Never understood, once SMB gets going it's pretty fast, but it takes agessss to list a directory. Like why can't it just pipe the output of dir() or ls (when samba) out over the network.
So congestion and packet loss are different problems; it is true that forward error correction could be a good way to avoid retransmitting lost packets, but the only way to avoid congestion is to adjust the congestion window (for window based congestion control) or packet sending rate (for rate based congestion control) based on some indicator of congestion.
The canonical UDT implementation does not come with encryption, however there are some older open source GitHub repos that have attempted to add TLS to UDT. The original author of UDT, Yunhong Gu, has a project called Sector/Sphere that adds some application-level encryption to file transfer if you want to check it out: http://sector.sourceforge.net/. We've added encryption for our algorithm though!
With respect to QUIC, I believe it was designed specifically to reduce the latency of HTTP connections by using multiple UDP flows and building the reliability/ordering guarantees at the application layer.
The problem with getting performance increases out of multiple, distinct traffic flows is that you become more and more unfair to other packet traffic as you increase the number of flows you are using. For example, if you use 9 TCP (or any other AIMD) flows to send a file over some link, and a tenth connection is started, you now are taking up to 90% of the available bandwidth (because AIMD flows are designed to be fair amongst themselves).

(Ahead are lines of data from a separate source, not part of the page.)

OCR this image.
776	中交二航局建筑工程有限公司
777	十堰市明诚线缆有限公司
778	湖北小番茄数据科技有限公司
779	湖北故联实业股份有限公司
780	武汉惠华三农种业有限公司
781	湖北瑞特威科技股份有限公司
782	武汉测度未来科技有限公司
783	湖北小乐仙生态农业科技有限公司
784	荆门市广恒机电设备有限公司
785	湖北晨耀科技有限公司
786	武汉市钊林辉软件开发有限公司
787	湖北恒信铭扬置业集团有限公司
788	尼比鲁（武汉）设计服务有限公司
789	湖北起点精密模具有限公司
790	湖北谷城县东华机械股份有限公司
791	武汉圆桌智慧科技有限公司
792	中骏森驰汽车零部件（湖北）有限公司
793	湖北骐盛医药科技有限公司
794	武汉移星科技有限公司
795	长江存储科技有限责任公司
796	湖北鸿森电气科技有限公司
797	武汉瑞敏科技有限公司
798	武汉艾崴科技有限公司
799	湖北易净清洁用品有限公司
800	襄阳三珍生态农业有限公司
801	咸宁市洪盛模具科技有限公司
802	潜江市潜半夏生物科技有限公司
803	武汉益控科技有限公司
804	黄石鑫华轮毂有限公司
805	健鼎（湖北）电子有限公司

> The problem with getting performance increases out of multiple, distinct traffic flows
Is this in response to Quic or just multiple TCP streams? Afaik quic multiplexes everything over a single connection on a single port.
As for fairness, the reality (aiui) is that neither tcp nor udp is guaranteed more bandwidth. It's all up to middleboxes, and I think there are quite a few that assume udp is "less important"/"can deal better with degraded performance" (eg video conferencing, live streams) and instead prefers tcp, in which case there's no recourse. Did you ever observe any conditions like this?
> a feedback control algorithm best known for its use in TCP congestion control. AIMD combines linear growth of the congestion window when there is no congestion with an exponential reduction when congestion is detected.
> If your internet connection is 1Gps and you are transferring a 10Gb file, it should theoretically take 10 seconds to transfer
Err what? I don't know the this "Gps" unit is, but if it's 1Gbps (gigabit per second), and a 10GB (gigabyte) file, that's not how it works... it would be 80 seconds.
It should be OK. It says "10Gb" not "10GB", ie. it is a 10 gigabit file. (while it is untraditional to measure file size in bits, it should be perfectly fine)
Sorry about the typo-you are right it should be Gbps. As for the transfer time, we are just using bits for the file size to make the mental math easier.